OK, from what I understand, Lopez de Prado has here rejected the walk-forward backtesting he has advocated in the past and is suggesting Monte Carlo backtesting on synthetic databases. In my opinion, there is no way to assemble a synthetic database that can serve as a functional proxy for a real one unless you’re only using a very limited set of data points (as Lopez de Prado does in his “practical example”). So Lopez de Prado’s approach might be appropriate for technical analysis, since the inputs consist of price and volume and the output consists of price. But I can’t imagine how one could possibly create a synthetic database for testing fundamentals.
Whether or not that leaves walk-forward testing as the best alternative is an open question, in my view. The problem with walk-forward testing is that a year-long out-of-sample period is more or less meaningless as every strategy is likely to underperform, and a five-year out-of-sample period means that you’re not focusing on what has been happening in the last five years.
If we reject Monte Carlo and walk-forward backtesting, that leaves resampling as the best way forward for machine-learning techniques.
As for us human non-machines, I think Marc is right: the tools that we have at Portfolio123 are extremely powerful. We have four very different ways to backtest a strategy–simulations, screens, rolling screen backtests, and ranking bucket performance. We have the ability to vary our universes, our holding periods, the period of our backtests, the number of holdings, our screening/universe/buy rules, and the ranking weights of our factors, so that we can see if our strategy will still work if we vary it, and at what point the variations will break our strategy. The kind of robustness testing that’s available to us here is mind-boggling. I estimate that one could run over 5,000 different backtests on variations of a strategy to see how robust it is.

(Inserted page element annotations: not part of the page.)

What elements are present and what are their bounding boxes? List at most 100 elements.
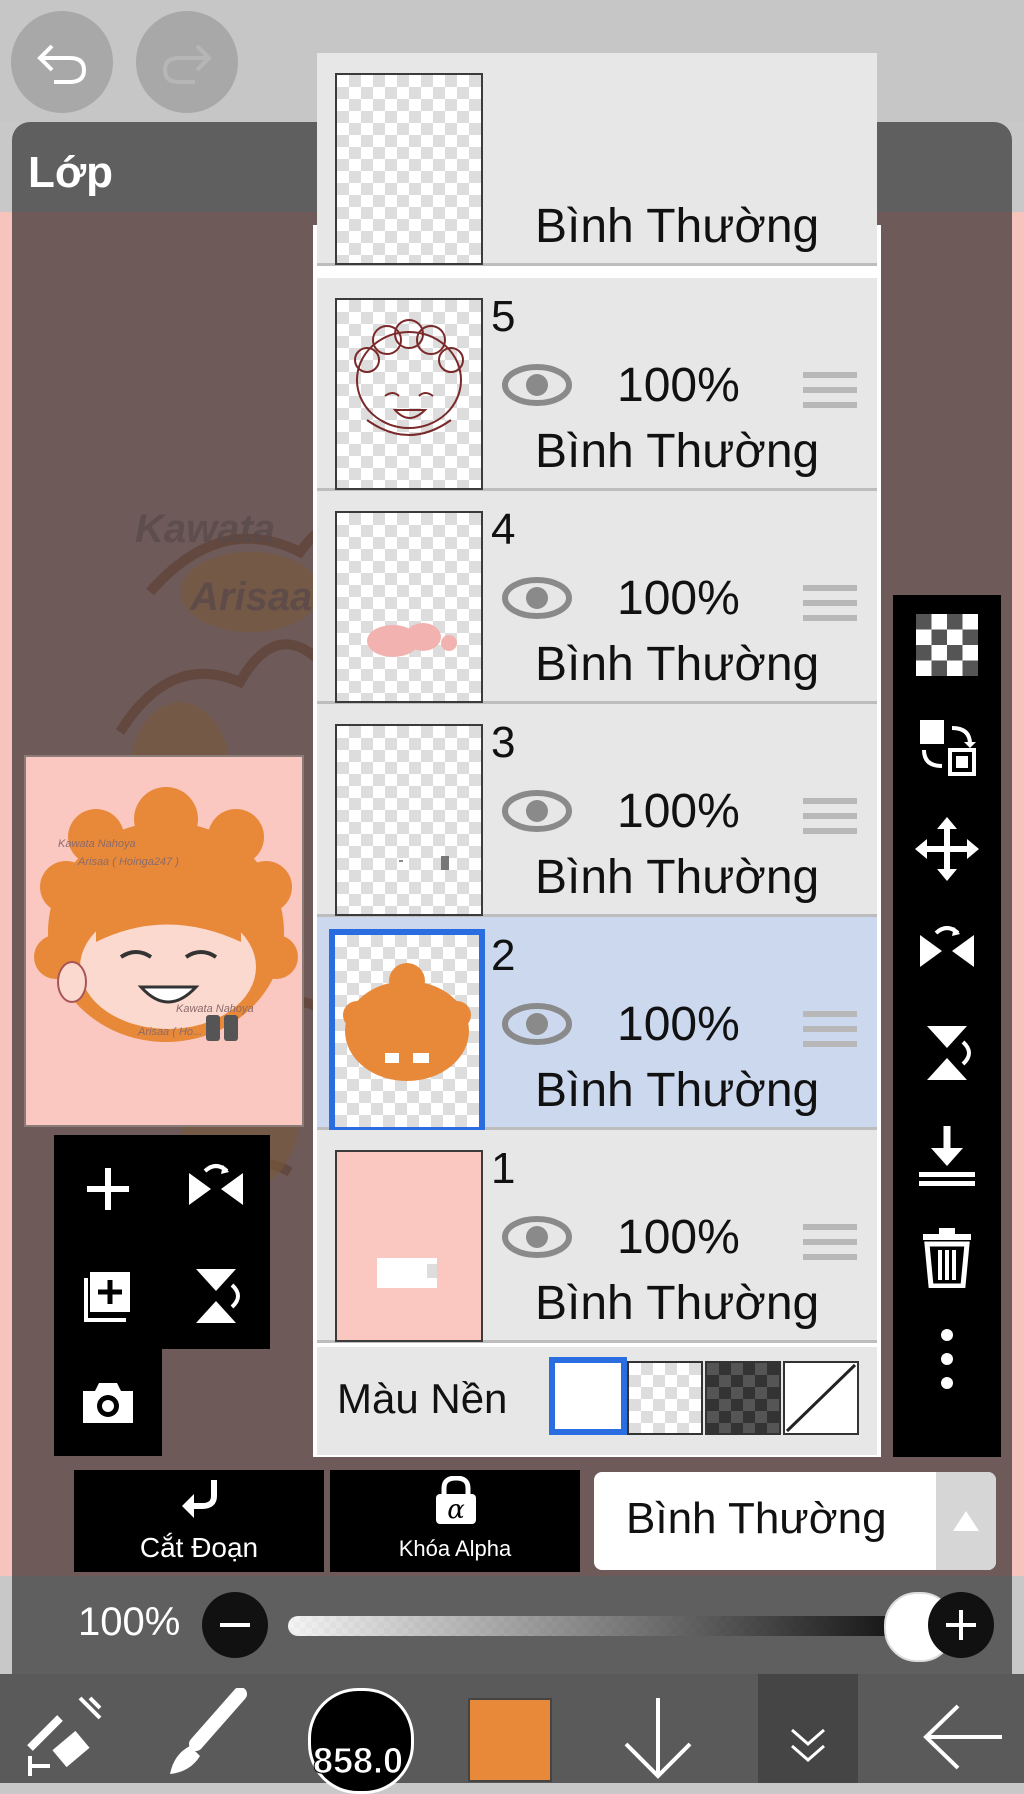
clip-arrow-icon <box>182 1480 217 1518</box>
merge-down-button[interactable] <box>893 1105 1001 1205</box>
plus-icon <box>87 1167 129 1210</box>
canvas-preview[interactable]: Kawata Nahoya Arisaa ( Hoinga247 ) Kawat… <box>24 755 304 1127</box>
double-chevron-down-icon <box>791 1728 825 1762</box>
layer-list: Bình Thường 5 100% Bình Thường 4 100% Bì… <box>313 53 881 1457</box>
layer-opacity: 100% <box>617 572 740 625</box>
background-color-row: Màu Nền <box>317 1347 877 1455</box>
layer-blend-mode: Bình Thường <box>535 638 820 691</box>
merge-down-icon <box>919 1126 975 1186</box>
layer-blend-mode: Bình Thường <box>535 1064 820 1117</box>
svg-text:Arisaa: Arisaa <box>189 575 312 619</box>
bg-white-swatch[interactable] <box>549 1357 627 1435</box>
layer-row-2-selected[interactable]: 2 100% Bình Thường <box>317 917 877 1133</box>
layer-row-1[interactable]: 1 100% Bình Thường <box>317 1130 877 1343</box>
triangle-up-icon <box>953 1511 979 1531</box>
layer-opacity: 100% <box>617 1211 740 1264</box>
layer-row-3[interactable]: 3 100% Bình Thường <box>317 704 877 917</box>
layer-blend-mode: Bình Thường <box>535 1277 820 1330</box>
blend-mode-dropdown-toggle[interactable] <box>936 1472 996 1570</box>
alpha-lock-button[interactable]: α Khóa Alpha <box>330 1470 580 1572</box>
layer-blend-mode: Bình Thường <box>535 851 820 904</box>
layer-thumbnail <box>335 511 483 703</box>
panel-title: Lớp <box>28 148 114 197</box>
camera-import-button[interactable] <box>54 1349 162 1456</box>
clipping-button[interactable]: Cắt Đoạn <box>74 1470 324 1572</box>
visibility-eye-icon[interactable] <box>501 788 573 834</box>
svg-text:Kawata: Kawata <box>135 507 275 551</box>
flip-horizontal-icon <box>189 1163 243 1205</box>
flip-layer-vertical-button[interactable] <box>162 1242 270 1349</box>
bg-none-swatch[interactable] <box>783 1361 859 1435</box>
arrow-down-icon <box>624 1698 692 1779</box>
preview-watermark-1: Kawata Nahoya <box>58 838 136 850</box>
layer-row-5[interactable]: 5 100% Bình Thường <box>317 278 877 491</box>
color-picker-swatch[interactable] <box>468 1698 552 1782</box>
layer-blend-mode: Bình Thường <box>535 200 820 253</box>
visibility-eye-icon[interactable] <box>501 575 573 621</box>
bg-dark-checker-swatch[interactable] <box>705 1361 781 1435</box>
plus-icon <box>946 1610 976 1640</box>
canvas-edge-right <box>1012 212 1024 1576</box>
swap-icon <box>920 720 976 776</box>
layer-thumbnail <box>335 724 483 916</box>
duplicate-layer-button[interactable] <box>54 1242 162 1349</box>
brush-size-value: 858.0 <box>312 1740 404 1782</box>
delete-layer-button[interactable] <box>893 1207 1001 1307</box>
drag-handle-icon[interactable] <box>803 796 857 836</box>
undo-icon <box>37 44 87 84</box>
background-thumbnail <box>377 1258 437 1288</box>
layer-opacity: 100% <box>617 359 740 412</box>
layer-row-4[interactable]: 4 100% Bình Thường <box>317 491 877 704</box>
layer-thumbnail <box>335 73 483 265</box>
transform-tool-button[interactable] <box>20 1688 110 1778</box>
layer-down-button[interactable] <box>618 1692 698 1782</box>
layer-row-partial[interactable]: Bình Thường <box>317 53 877 266</box>
drag-handle-icon[interactable] <box>803 1222 857 1262</box>
left-layer-tools <box>54 1135 270 1457</box>
drag-handle-icon[interactable] <box>803 583 857 623</box>
flip-horizontal-icon <box>920 926 974 967</box>
canvas-edge-left <box>0 212 12 1576</box>
back-button[interactable] <box>918 1692 1008 1782</box>
visibility-eye-icon[interactable] <box>501 1214 573 1260</box>
blend-mode-select[interactable]: Bình Thường <box>594 1472 996 1570</box>
layer-opacity: 100% <box>617 785 740 838</box>
no-background-icon <box>785 1363 857 1433</box>
layer-thumbnail <box>329 929 485 1133</box>
transform-icon <box>27 1696 102 1776</box>
swap-layer-button[interactable] <box>893 697 1001 797</box>
more-vertical-icon <box>941 1329 953 1389</box>
chibi-preview-art: Kawata Nahoya Arisaa ( Hoinga247 ) Kawat… <box>34 787 298 1042</box>
move-layer-button[interactable] <box>893 799 1001 899</box>
hair-thumbnail <box>343 963 471 1081</box>
clipping-label: Cắt Đoạn <box>139 1532 259 1563</box>
redo-button[interactable] <box>136 11 238 113</box>
layer-number: 4 <box>491 505 516 554</box>
more-options-button[interactable] <box>893 1309 1001 1409</box>
flip-horizontal-button[interactable] <box>893 901 1001 1001</box>
drag-handle-icon[interactable] <box>803 370 857 410</box>
preview-watermark-2: Arisaa ( Hoinga247 ) <box>77 856 179 868</box>
visibility-eye-icon[interactable] <box>501 362 573 408</box>
layer-thumbnail <box>335 1150 483 1342</box>
layer-thumbnail <box>335 298 483 490</box>
flip-vertical-icon <box>927 1026 971 1080</box>
brush-tool-button[interactable] <box>160 1687 250 1778</box>
bg-light-checker-swatch[interactable] <box>627 1361 703 1435</box>
opacity-slider-track[interactable] <box>288 1616 900 1636</box>
svg-text:α: α <box>447 1495 465 1525</box>
drag-handle-icon[interactable] <box>803 1009 857 1049</box>
detail-thumbnail <box>399 856 449 870</box>
layer-blend-mode: Bình Thường <box>535 425 820 478</box>
undo-button[interactable] <box>11 11 113 113</box>
lock-icon: α <box>436 1476 476 1525</box>
opacity-increase-button[interactable] <box>928 1592 994 1658</box>
add-layer-button[interactable] <box>54 1135 162 1242</box>
layers-panel-button[interactable] <box>758 1674 858 1783</box>
flip-vertical-button[interactable] <box>893 1003 1001 1103</box>
visibility-eye-icon[interactable] <box>501 1001 573 1047</box>
redo-icon <box>162 44 212 84</box>
flip-layer-horizontal-button[interactable] <box>162 1135 270 1242</box>
transparency-button[interactable] <box>893 595 1001 695</box>
opacity-decrease-button[interactable] <box>202 1592 268 1658</box>
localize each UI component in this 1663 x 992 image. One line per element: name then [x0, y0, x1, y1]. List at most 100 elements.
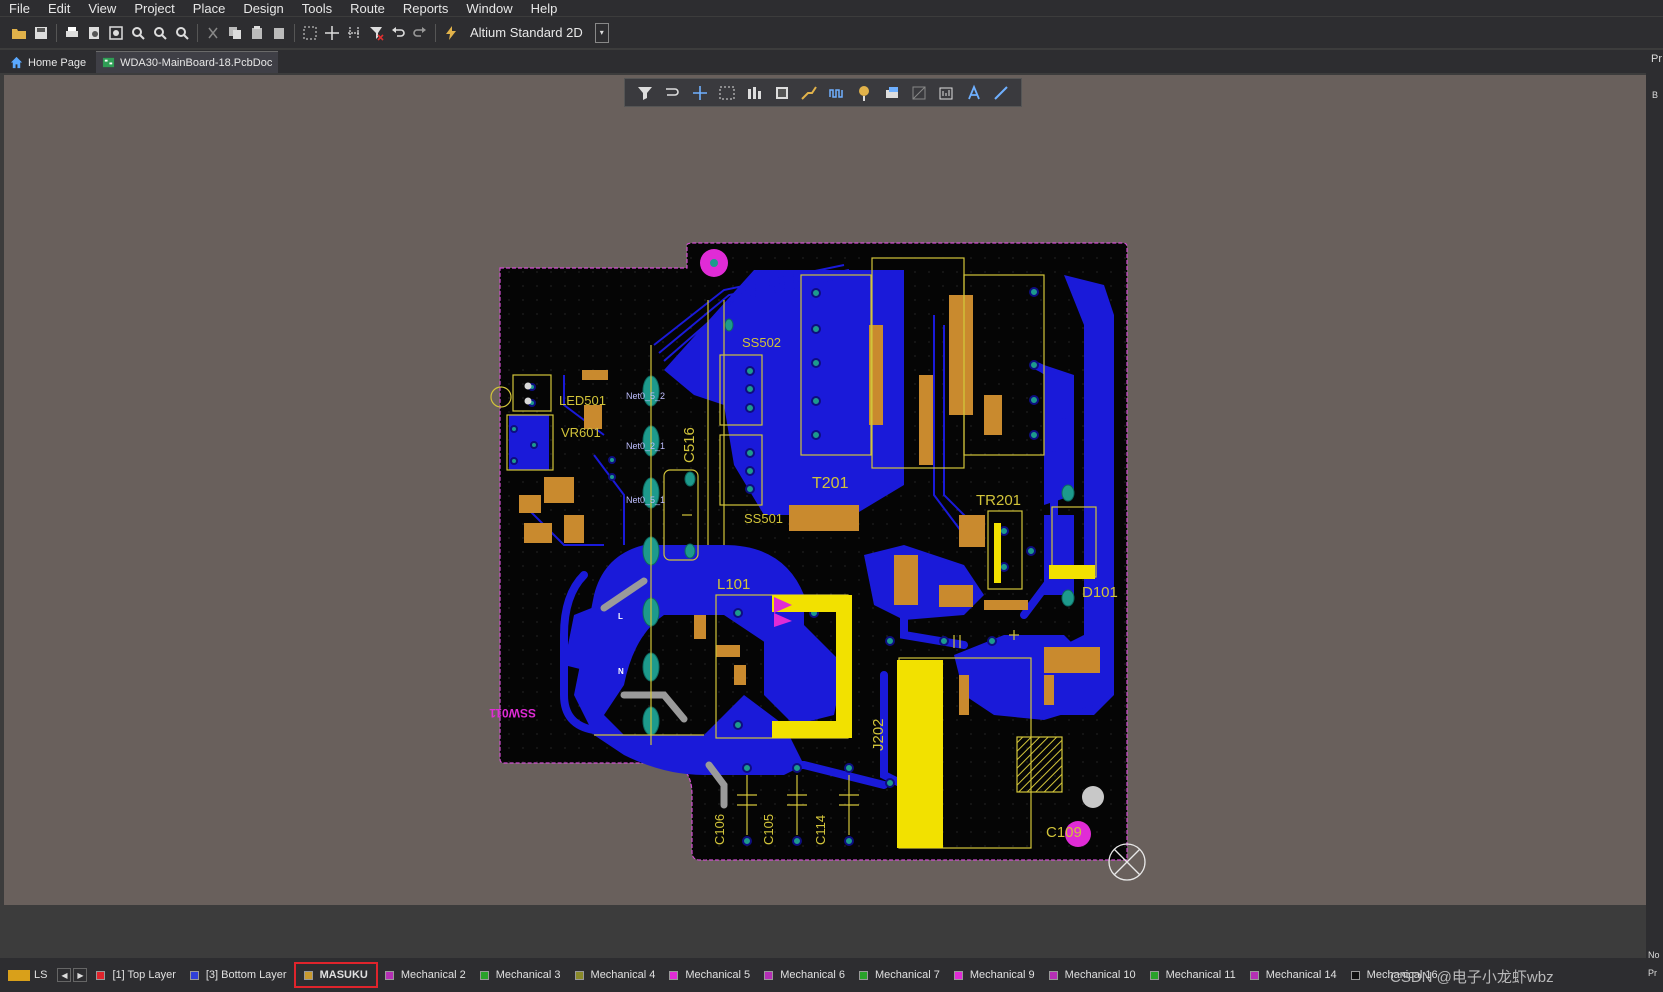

I have mixed feelings about all-weather strategies and tactical allocation. I agree with Marc that looking at the 1999-2006 period is not terribly useful, but a strategy that would have utterly failed during that period is not one I would trust. I don’t think I personally will ever be able to predict to any degree of accuracy the economic regime of the next few years, so picking a past one that resembles the one that’s coming up is going to be impossible for me. Currently I’m favoring a strategy that would have worked well over the past ten to twelve years but also the past three years, and I plan to change that strategy as time progresses and new data comes in. From what I have found through correlation testing, the best way to assess a strategy is to look at its risk-adjusted performance (its alpha, measured weekly) over the past 3, 10, and 12 years and average those, giving double weight to the 10-year number. For me, this gives me a healthy mix of a huge variety of factors, the large majority of which are based solely on financial statements (rather than on price, volume, estimates, etc., all of which I also use but to a lesser degree).